In the WSJ’s “Investing in a ‘Fat Tail’ world” Pimco’s Mohamed El-Erian writes that “Navigating such unpredictability requires investors to rely less on historical short cuts and, instead, spend more time decomposing asset classes into their constituent risk factors. Moreover, they need to internalize a much broader set of correlations, pursue a more global opportunity set, and mitigate risk not only by diversifying but also by using active tail hedging aimed at protecting against the bad extremes of possible outcomes. Investors must also stay ahead of a whole range of “unconventional” policy interventions that alter the very functioning and liquidity of markets, including the large-scale use of public printing presses by central banks in Europe and the U.S. By driving interest rates to very low levels, central banks are pushing investors out on the risk spectrum… In such a world, prudence is the name of the game, and patience will likely be rewarded. To paraphrase Will Rogers, investors are well-advised to worry first about the return of their capital and second about the return on their capital.” (No doubt this contains an element of truth but also sounds like a strong pitch for the potential value added of active management by Pimco experts.)

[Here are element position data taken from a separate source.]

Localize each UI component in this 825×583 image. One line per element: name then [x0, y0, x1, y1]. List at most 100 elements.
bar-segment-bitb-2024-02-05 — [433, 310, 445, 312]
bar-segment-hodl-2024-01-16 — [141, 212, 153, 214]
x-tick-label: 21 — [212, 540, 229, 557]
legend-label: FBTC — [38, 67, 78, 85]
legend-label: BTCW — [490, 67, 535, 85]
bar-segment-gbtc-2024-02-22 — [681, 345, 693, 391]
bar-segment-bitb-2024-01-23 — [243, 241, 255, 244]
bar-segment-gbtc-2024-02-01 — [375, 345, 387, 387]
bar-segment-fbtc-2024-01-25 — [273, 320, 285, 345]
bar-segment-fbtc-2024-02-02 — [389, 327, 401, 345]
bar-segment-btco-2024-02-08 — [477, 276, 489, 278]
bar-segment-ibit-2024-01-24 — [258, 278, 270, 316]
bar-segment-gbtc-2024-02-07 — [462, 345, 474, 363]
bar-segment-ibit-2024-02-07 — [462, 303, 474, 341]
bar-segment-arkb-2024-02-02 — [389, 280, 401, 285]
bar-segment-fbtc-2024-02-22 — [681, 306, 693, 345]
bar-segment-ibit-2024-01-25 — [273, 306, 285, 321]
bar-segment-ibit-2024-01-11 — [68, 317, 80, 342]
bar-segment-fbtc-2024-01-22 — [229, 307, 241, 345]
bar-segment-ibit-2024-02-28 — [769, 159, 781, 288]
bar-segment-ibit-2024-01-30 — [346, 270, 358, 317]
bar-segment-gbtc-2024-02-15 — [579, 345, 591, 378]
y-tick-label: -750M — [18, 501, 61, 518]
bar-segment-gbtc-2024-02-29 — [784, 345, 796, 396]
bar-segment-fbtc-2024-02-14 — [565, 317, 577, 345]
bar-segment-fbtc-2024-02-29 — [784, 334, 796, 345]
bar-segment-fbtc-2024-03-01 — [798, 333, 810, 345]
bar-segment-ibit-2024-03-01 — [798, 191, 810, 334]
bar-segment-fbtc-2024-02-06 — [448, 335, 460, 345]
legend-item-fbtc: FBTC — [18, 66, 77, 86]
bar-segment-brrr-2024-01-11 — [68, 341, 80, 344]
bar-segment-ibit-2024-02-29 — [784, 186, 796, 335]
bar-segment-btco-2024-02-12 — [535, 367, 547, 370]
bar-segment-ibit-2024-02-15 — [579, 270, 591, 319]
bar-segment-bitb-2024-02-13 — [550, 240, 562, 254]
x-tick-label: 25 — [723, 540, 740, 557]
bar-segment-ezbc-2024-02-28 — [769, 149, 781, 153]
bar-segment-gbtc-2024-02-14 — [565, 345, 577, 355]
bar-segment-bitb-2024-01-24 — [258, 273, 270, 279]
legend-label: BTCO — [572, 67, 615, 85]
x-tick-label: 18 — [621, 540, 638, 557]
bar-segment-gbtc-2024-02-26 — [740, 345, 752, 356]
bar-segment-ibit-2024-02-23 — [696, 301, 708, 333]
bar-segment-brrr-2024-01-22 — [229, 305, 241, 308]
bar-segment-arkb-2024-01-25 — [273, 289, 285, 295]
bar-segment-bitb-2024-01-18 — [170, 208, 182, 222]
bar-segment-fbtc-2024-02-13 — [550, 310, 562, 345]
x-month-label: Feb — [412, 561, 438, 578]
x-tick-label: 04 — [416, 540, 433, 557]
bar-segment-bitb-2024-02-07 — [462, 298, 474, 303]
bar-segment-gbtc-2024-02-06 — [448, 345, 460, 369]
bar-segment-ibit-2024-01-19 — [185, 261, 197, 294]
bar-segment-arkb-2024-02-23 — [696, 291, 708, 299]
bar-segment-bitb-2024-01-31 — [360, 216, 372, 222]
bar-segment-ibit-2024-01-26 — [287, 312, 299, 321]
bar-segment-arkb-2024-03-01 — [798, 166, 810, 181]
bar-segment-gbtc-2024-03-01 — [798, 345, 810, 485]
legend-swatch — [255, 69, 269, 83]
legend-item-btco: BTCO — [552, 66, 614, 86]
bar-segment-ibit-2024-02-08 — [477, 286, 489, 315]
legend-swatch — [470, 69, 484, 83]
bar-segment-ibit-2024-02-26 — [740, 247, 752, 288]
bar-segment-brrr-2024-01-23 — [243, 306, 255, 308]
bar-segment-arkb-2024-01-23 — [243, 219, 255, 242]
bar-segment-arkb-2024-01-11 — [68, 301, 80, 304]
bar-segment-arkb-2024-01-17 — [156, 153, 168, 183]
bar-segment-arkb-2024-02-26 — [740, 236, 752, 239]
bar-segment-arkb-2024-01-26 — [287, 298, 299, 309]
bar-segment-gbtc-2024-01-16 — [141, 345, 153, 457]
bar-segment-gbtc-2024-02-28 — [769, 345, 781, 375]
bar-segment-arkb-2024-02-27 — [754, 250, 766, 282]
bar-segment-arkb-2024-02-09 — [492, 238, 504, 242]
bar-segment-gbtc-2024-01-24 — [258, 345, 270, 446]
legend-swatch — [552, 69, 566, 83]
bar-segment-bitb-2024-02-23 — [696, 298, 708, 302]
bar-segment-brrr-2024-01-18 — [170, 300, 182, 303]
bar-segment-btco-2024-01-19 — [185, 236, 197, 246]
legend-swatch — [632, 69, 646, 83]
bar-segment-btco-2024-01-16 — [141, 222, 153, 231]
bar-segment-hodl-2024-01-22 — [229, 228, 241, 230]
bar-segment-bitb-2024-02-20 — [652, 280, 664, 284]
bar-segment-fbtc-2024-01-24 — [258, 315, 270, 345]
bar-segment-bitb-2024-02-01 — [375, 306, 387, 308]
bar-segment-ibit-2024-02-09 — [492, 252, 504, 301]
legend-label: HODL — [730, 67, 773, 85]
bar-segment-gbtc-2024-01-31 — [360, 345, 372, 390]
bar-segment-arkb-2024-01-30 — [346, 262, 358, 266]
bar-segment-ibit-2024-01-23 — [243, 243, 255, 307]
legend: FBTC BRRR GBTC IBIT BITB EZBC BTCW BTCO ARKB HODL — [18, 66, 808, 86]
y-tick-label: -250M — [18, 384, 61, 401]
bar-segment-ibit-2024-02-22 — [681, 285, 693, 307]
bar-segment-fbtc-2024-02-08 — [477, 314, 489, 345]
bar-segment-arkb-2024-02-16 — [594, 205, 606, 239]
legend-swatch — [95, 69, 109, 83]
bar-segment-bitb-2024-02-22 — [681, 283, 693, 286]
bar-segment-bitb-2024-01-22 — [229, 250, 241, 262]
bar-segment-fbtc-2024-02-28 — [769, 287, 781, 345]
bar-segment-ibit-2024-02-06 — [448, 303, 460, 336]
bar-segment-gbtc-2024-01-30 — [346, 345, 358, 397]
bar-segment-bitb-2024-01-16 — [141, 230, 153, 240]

In the Globe and Mail’s “Recent cheery numbers mask U.S. economic woes” Brian Milner quotes Rob Arnott who “points to the embattled housing market, worsening job outlook and deepening fiscal woes to back his contention that investors should be getting out their umbrellas to deal with what he calls the eventual “3D hurricane” of soaring debt and deficits and aging demographics…. He thought the ideal time to build that third pillar (of sound investing, the other two being stocks and bonds) would come more than two years ago, when he recommended that investors build a hedge against home-grown inflation and reduce risk by diversifying into other markets and assets, including commodities, high-yield corporate bonds and emerging market debt.” (He admits that he was early two years ago, but much less early today.)
And finally for those of you interested to ponder “Capitalism in Crisis” the Financial Times has whole series of articles trying to answer questions such as: have we lost our way, where to now, what is capitalism, etc. Some of the articles I found of interest include: the editorial “Capitalism is dead; long live capitalism” (“At a time of ongoing financial shocks, this need for adaptation has not ended. On the contrary, it is as important as ever… the achievement of extraordinary wealth may not reflect exceptional merit. In societies that rely on consent, this is politically corrosive.”), John Plender’s “The code that forms a bar to harmony” (“The enrichment of bankers, corporate chiefs, flash traders and their cronies is testing tolerance of inequality”), Lawrence Summers’ “Current woes call for smart reinvention not destruction” (What we need is application of capitalist/market principles to health, education and social protection), “You may not want to…but it is time to hug a hedgie” (We need traders to provide liquidity. “…the market is distorted: much trading goes on inside too-big-to-fail behemoths that have an implicit government backstop. If you subsidize the risk in trading, naturally it will be copious and, worse, dangerous”. Hedge funds offer part of the answers.), Samuel Brittan’s “The market still has no rivals” (The market does not reward personal merit. “Redistribution is best carried out by a (preferably unified) tax and social security system“, the “central case for competitive capitalism is that it promotes personal and political freedom”.), and all the way to one by John Kay’s “Let’s talk about the market economy”(We don’t really have capitalism today. In Marx’s time it was about individuals with capital controlling the means of production, then we moved to a separation of ownership from control and now critical success factors are “its systems of organization, its reputation with suppliers and customers, its capacity for innovation”. Continuing to use the old term ‘capitalism’ “we are liable to misunderstand the sources of strength of the market economy and the role capital plays within it”.).